Einige Dienstleistungsänderungen wurden Berichten zufolge durch Sparmaßnahmen zur Senkung der öffentlichen Ausgaben (z. B. Zusammenführung von durchsetzungsfähigem Outreach oder Krisenteams mit CMHTs und Reduzierung ensonomierter Sozialdienstleistungen) oder (in den englischen Standorten) durch neue Rechtsvorschriften zur Öffnung der Versorgung von nicht-gesetzlichen Anbietern vorangetrieben. In den beiden walisischen Standorten wurde die neue Gesetzgebung, die CTPs auf eine gesetzliche Grundlage stellt (die Maßnahme für psychische Gesundheit (Wales)), von leitenden Mitarbeitern als Motor für Entwicklungen beschrieben. Ein leitender Angestellter sagte, die Maßnahme habe: Dieser relative Mangel an Beteiligung von Servicenutzern und Pflegekräften in die Pflegeplanung und -koordination sei wichtig.
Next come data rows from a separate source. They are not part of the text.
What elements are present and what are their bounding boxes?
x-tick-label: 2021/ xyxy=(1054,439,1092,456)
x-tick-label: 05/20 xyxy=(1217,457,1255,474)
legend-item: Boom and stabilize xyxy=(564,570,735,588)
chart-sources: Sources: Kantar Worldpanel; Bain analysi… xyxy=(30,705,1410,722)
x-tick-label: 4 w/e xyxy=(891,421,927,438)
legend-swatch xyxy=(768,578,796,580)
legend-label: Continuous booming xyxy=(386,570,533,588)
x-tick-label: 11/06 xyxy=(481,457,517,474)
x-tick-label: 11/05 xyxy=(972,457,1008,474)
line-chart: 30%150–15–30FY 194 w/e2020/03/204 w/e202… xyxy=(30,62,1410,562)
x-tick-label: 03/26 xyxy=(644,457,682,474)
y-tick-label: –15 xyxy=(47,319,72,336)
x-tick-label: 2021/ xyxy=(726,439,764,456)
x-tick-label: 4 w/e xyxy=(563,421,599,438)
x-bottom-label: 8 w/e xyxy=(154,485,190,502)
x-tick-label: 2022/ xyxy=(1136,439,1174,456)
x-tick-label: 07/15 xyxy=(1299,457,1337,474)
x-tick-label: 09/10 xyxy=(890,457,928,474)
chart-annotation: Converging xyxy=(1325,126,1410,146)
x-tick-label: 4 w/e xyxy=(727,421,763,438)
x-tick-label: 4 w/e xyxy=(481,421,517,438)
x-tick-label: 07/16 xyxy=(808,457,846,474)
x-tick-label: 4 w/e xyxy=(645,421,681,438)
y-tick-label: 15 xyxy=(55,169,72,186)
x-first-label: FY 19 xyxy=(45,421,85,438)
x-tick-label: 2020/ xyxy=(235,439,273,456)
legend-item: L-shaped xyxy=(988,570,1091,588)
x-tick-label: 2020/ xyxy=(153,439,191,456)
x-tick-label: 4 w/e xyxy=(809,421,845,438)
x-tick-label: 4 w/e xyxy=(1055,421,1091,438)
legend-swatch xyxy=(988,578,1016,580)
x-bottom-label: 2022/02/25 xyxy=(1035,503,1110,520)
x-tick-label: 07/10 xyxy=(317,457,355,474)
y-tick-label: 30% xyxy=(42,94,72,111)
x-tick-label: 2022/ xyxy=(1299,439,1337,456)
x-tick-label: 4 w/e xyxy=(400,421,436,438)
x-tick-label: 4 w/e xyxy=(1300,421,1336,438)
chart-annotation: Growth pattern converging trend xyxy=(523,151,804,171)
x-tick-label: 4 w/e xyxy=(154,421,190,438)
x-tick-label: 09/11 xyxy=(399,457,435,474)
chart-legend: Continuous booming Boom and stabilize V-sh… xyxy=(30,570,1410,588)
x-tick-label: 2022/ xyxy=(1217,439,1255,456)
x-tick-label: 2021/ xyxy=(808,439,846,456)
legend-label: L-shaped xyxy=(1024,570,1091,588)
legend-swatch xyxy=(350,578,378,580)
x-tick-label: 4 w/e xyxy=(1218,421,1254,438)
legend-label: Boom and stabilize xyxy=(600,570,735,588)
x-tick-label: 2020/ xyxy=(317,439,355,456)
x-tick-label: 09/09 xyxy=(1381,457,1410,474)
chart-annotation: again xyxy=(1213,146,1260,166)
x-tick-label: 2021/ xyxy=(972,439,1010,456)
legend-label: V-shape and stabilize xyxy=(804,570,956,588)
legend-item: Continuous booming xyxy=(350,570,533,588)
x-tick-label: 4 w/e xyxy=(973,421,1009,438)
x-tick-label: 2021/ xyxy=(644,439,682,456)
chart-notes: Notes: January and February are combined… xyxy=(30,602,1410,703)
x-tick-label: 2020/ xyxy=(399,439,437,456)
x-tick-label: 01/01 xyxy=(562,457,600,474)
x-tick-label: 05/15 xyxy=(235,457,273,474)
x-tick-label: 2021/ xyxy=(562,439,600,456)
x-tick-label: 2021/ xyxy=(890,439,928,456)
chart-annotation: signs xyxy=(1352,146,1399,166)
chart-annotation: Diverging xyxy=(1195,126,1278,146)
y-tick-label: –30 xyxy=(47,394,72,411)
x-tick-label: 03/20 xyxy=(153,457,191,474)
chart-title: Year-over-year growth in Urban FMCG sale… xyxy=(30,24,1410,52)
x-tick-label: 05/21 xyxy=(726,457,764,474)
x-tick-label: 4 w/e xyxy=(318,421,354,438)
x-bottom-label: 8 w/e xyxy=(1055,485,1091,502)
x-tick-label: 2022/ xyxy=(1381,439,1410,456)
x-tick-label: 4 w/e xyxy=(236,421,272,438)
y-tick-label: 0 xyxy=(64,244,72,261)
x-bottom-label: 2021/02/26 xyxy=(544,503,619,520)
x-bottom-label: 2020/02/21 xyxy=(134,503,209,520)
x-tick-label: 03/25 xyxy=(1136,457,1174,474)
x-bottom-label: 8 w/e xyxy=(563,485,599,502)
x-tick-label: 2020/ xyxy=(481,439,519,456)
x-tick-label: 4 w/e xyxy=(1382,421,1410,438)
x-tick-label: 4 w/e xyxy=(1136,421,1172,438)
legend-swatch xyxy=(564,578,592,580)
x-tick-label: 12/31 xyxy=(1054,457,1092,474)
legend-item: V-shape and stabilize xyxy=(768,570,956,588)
Kollaborative, therapeutische Beziehungen sind mit positiven Service-User-Ergebnissen in der psychischen Gesundheitsversorgung verbunden [15, 16]. Partnerschaften und starke Arbeitsallianzen zwischen Fallmanagern und befähigten Menschen mit langfristigen psychischen Problemen tragen dazu bei, Symptome zu reduzieren, die Funktionsfähigkeit und soziale Kompetenzen zu verbessern, die Lebensqualität zu verbessern, die Einhaltung von Medikamenten zu verbessern und die Zufriedenheit zu erhöhen [17]. Pflege, die innerhalb einer vertrauensvollen Beziehung ausgehandelt wird, ist der Schlüssel [18] und kann die Wahrnehmung von Stigmatisierung [19] beeinflussen. Selbstversorgung Defizit-Vernachlässigung der persönlichen Hygiene im Zusammenhang mit Depressionen Die kontinuierliche oder laufende Phase des Pflegeprozesses ist Evaluation. Die Pflege ist ein dynamischer Prozess, der veränderungen im Gesundheitszustand des Patienten im Laufe der Zeit mit sich gebracht werden muss, was zu der Notwendigkeit neuer Daten, unterschiedlicher Diagnosen und Änderungen im Pflegeplan führt. Ein Pflegeplan gibt die Richtung für die Art der Pflege an, die der Einzelne/Die Familie/Gemeinde benötigen kann.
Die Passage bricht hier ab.